Sector Divergences: AI Wins, Supply Chain Loses Momentum
We’re seeing a divergence in how various segments of the tech ecosystem are absorbing today’s volatility. Sectors once buoyed by pandemic urgency—such as supply chain management software—are seeing a correction. As geopolitical fragmentation becomes the new norm, the pressure to optimize global trade flows has eased, and investor enthusiasm has followed suit.
Conversely, segments rooted in core infrastructure—data platforms, DevOps tooling and products tied to the office of the CIO—have proven more resilient. These are the technical foundations enabling AI adoption at scale, and they’re benefiting from durable tailwinds.
Looking Ahead: Three Questions Investors Should Ask
As we head into the second half of 2025, tech investors should focus on three core questions:
1. When will the valuation gap close? Many companies that raised at high multiples in 2020-2021 still haven’t reset expectations. Will sellers capitulate, or can they hold on until growth rebounds?
2. Where will growth come from next? The scarcity premium for high-growth companies isn’t sustainable unless the broader market begins to accelerate again.
3. How can we add real value in a polarized market? The best investors are focusing on specialization, building domain expertise and proactively engaging management teams with a value-creation mindset, not just capital.
To navigate this environment effectively, investors can rely on a framework that emphasizes signal over noise:
• Prioritize fundamentals over narrative.

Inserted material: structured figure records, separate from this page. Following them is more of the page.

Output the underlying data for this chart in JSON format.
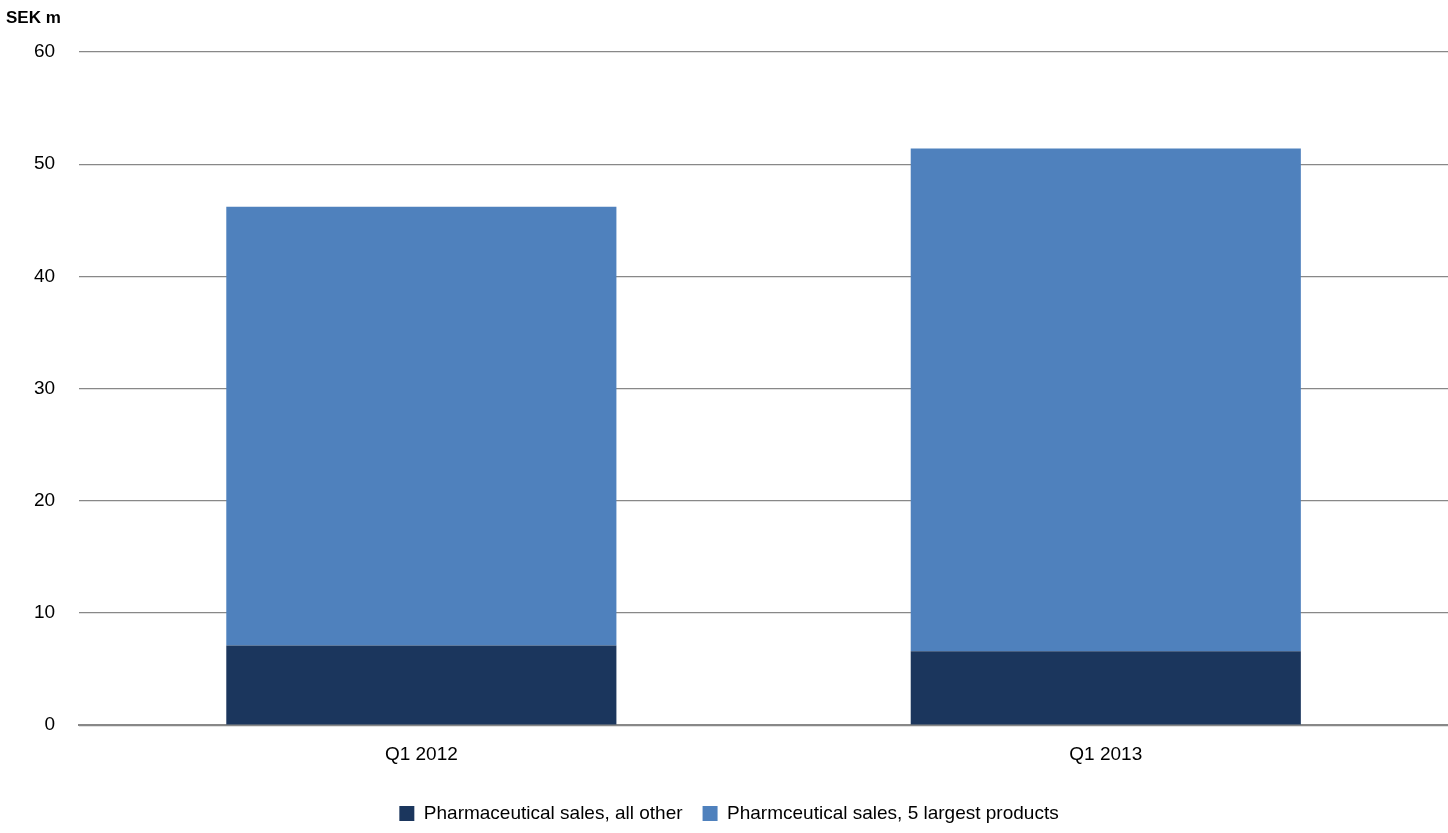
{
  "chart_data": {
    "type": "bar",
    "stacked": true,
    "ylabel": "SEK m",
    "categories": [
      "Q1 2012",
      "Q1 2013"
    ],
    "series": [
      {
        "name": "Pharmaceutical sales, all other",
        "color": "#1b365d",
        "values": [
          7.1,
          6.6
        ]
      },
      {
        "name": "Pharmceutical sales, 5 largest products",
        "color": "#4f81bd",
        "values": [
          39.1,
          44.8
        ]
      }
    ],
    "ylim": [
      0,
      60
    ],
    "yticks": [
      0,
      10,
      20,
      30,
      40,
      50,
      60
    ],
    "grid": "y",
    "legend": "bottom"
  }
}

In uncertain climates, revenue quality, margin trajectory and retention metrics matter more than top-line hype.
• Adopt a barbell approach to risk. Balance capital allocation between proven, profitable platforms and selectively high-growth innovators in niche verticals.
• Stay close to the ground. Local market intelligence on pricing, competition and sentiment can often yield more actionable insight than top-down data.
The current tech investing climate is not without its challenges, but it also offers a window of opportunity for those willing to navigate complexity with discipline and creativity. Scarcity, specialization and smart positioning are the new drivers of success. As we move into the second half of 2025, those who stay grounded in fundamentals while keeping an eye on transformative shifts like AI and sector digitization will be best positioned to lead.